La Polizia come “forza dello Stato” a “garanzia di tutti”. Nessuna indicazione contraria alla legge ricevuta dal ministro dell’Interno, altrimenti – giura – avrebbe rassegnato le dimissioni. E quindi la risposta a Roberto Saviano, che mercoledì aveva accusato la polizia di fare il “servizio d’ordine” di Matteo Salvini: “Si è trattato di accuse ingiuste e ingenerose, perché coinvolgono la polizia in una polemica politica che non ci appartiene”, dice Franco Gabrielli in un’intervista al Corriere della Sera. Alla vigilia di un appuntamento elettorale, sottolinea il capo della Polizia, è “interesse di tutti non contribuire” ad alimentare tensioni, “né coinvolgere nelle dispute quotidiane istituzioni di garanzia come la nostra, tirandole da una parte o dall’altra”.

“Io come vertice di questa amministrazione posso provare fastidio e preoccupazione quando il ministro dell’Interno viene definito “ministro della Malavita”, ma non mi sono mai permesso di interloquire – aggiunge sempre in riferimento a un’altra espressione usata dallo scrittore di Gomorra – Se però la mia amministrazione viene chiamata in causa con affermazioni false, ho il dovere, oltre che il diritto, di reagire e di chiedere rispetto”. Una “reazione” arrivata via social, attraverso il canale ufficiale della Polizia su Twitter.

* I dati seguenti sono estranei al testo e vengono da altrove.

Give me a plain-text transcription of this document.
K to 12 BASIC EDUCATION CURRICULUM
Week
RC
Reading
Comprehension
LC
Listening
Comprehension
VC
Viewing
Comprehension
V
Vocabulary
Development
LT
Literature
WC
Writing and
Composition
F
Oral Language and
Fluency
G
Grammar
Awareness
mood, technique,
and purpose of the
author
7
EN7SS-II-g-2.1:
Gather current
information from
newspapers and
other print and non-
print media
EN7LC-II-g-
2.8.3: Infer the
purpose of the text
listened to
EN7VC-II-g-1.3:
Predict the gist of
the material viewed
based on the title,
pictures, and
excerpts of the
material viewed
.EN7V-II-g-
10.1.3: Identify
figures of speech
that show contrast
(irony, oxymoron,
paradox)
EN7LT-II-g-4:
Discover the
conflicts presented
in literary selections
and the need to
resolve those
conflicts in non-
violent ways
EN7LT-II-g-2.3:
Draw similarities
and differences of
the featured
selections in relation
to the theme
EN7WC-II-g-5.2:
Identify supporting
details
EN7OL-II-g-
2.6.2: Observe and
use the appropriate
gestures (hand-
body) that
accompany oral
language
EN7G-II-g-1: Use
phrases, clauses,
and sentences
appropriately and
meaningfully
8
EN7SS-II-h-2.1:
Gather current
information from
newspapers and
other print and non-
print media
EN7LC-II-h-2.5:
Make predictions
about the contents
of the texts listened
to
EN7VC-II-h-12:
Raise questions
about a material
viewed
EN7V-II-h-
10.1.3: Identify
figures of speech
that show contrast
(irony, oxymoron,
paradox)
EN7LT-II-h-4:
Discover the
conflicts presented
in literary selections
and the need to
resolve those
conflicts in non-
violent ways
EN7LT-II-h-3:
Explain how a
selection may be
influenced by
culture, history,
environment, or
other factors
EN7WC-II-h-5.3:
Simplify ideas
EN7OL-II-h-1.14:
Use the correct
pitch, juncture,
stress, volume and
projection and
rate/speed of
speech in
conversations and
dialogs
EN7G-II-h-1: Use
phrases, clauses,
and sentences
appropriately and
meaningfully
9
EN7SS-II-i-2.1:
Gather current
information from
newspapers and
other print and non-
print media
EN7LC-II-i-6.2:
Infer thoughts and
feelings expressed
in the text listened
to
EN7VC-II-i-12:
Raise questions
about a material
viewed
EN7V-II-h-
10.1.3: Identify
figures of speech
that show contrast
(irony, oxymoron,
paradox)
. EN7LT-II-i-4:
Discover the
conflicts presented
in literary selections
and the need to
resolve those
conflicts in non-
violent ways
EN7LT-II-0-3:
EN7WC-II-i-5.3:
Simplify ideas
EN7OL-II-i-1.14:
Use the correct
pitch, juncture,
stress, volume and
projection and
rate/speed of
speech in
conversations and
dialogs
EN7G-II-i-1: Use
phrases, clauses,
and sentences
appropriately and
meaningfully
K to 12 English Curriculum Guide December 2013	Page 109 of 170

Un intervento “sollecitato e autorizzato”, chiarisce Gabrielli.

Il numero uno della Polizia ‘schiera’ i suoi uomini in una posizione di equidistanza spiegando, in riferimento agli interventi durante i comizi del capo del Viminale, che “non ci sia comizio senza contestazioni e non mi risulta si sia impedito di manifestare”. Ma “quando si verificano situazione di potenziale turbativa, spetta al funzionario in strada fare le valutazioni del caso ed evitare che possano provocare conseguenze”. Anche perché, assicura, Salvini “non mi ha mai chiesto nulla di contrario alla legge” e per questo “mi sento ferito e amareggiato quando si tira per la giacca la mia amministrazione chiedendomi di essere ciò che non posso essere: io sono un funzionario dello Stato, non un politico”. Ma, spiega, se un ministro “mi chiedesse di superare il confine del lecito, e se venisse messo in discussione anche solo uno dei principi a cui devo ispirare la mia azione, il mio dovere non sarebbe di fare un proclama o un’intervista, ma di rassegnare le dimissioni”.

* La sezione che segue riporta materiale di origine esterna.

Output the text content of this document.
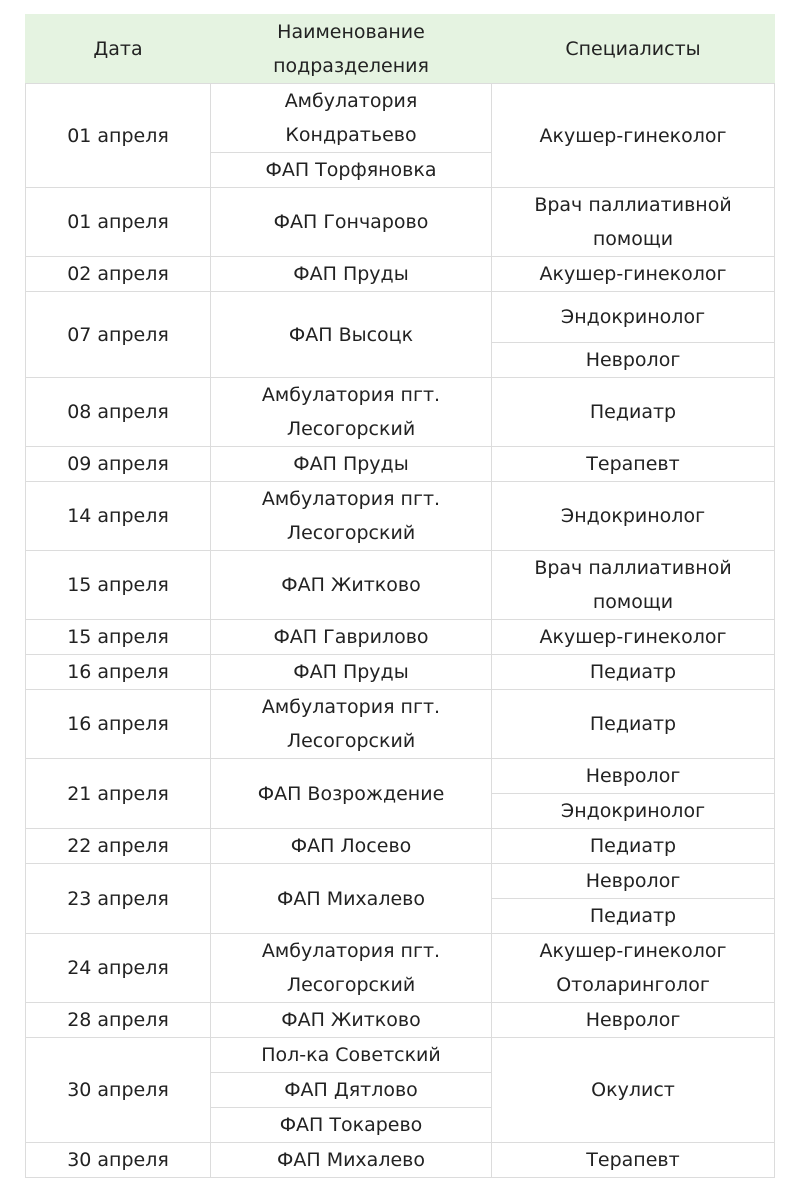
Дата	Наименование подразделения	Специалисты
01 апреля	Амбулатория Кондратьево	Акушер-гинеколог
	ФАП Торфяновка	
01 апреля	ФАП Гончарово	Врач паллиативной помощи
02 апреля	ФАП Пруды	Акушер-гинеколог
07 апреля	ФАП Высоцк	Эндокринолог
		Невролог
08 апреля	Амбулатория пгт. Лесогорский	Педиатр
09 апреля	ФАП Пруды	Терапевт
14 апреля	Амбулатория пгт. Лесогорский	Эндокринолог
15 апреля	ФАП Житково	Врач паллиативной помощи
15 апреля	ФАП Гаврилово	Акушер-гинеколог
16 апреля	ФАП Пруды	Педиатр
16 апреля	Амбулатория пгт. Лесогорский	Педиатр
21 апреля	ФАП Возрождение	Невролог
		Эндокринолог
22 апреля	ФАП Лосево	Педиатр
23 апреля	ФАП Михалево	Невролог
		Педиатр
24 апреля	Амбулатория пгт. Лесогорский	Акушер-гинеколог Отоларинголог
28 апреля	ФАП Житково	Невролог
30 апреля	Пол-ка Советский	Окулист
	ФАП Дятлово	
	ФАП Токарево	
30 апреля	ФАП Михалево	Терапевт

Bollando le polemiche sulla divisa indossata con frequenza dal ministero dell’Interno come “pretestuose”, preferendo leggere l’outfit salviniano come un “segno di attenzione nei nostri confronti”, Gabrielli ricorda come la famiglia rom di Casal Bruciato minacciata dai vicini e da formazioni di estrema destra “sia stata protetta dalla polizia” e interpreta questo come “un segnale dell’attenzione della nostra amministrazione verso i diritti di tutti”. Ma proprio sui fatti della periferia romana – non l’unico caso negli ultimi tempi – il capo della Polizia si dice “perfettamente consapevole” di “segnali inquietanti di nuove forme di razzismo e xenofobia, l’antisemitismo di ritorno, rigurgiti di neofascismo che vanno monitorati con attenzione e repressi quando ci sono gli estremi”. La polizia, aggiunge, “non si sottrae alle proprie responsabilità, ma non si può sostituire a quelle altrui”.

E sul ferimento della bambina di Napoli durante una sparatoria, così come sulla lotta alla criminalità organizzata, sottolinea, “non è il caso di abbandonarsi a toni trionfalistici, perché quello è un territorio complicato, dove cerchiamo di fare il possibile nei limiti e nella limitatezza dei mezzi a disposizione”. I “problemi”, aggiunge Gabrielli, “ci sono a Napoli, come nella provincia di Foggia, in Sicilia e in molte altre zone, dove magari non avvengono episodi eclatanti che attirano l’attenzione dell’opinione pubblica”. La criminalità organizzata, ricorda, è “la priorità che questo Paese si trova a dover affrontare sul piano della sicurezza”.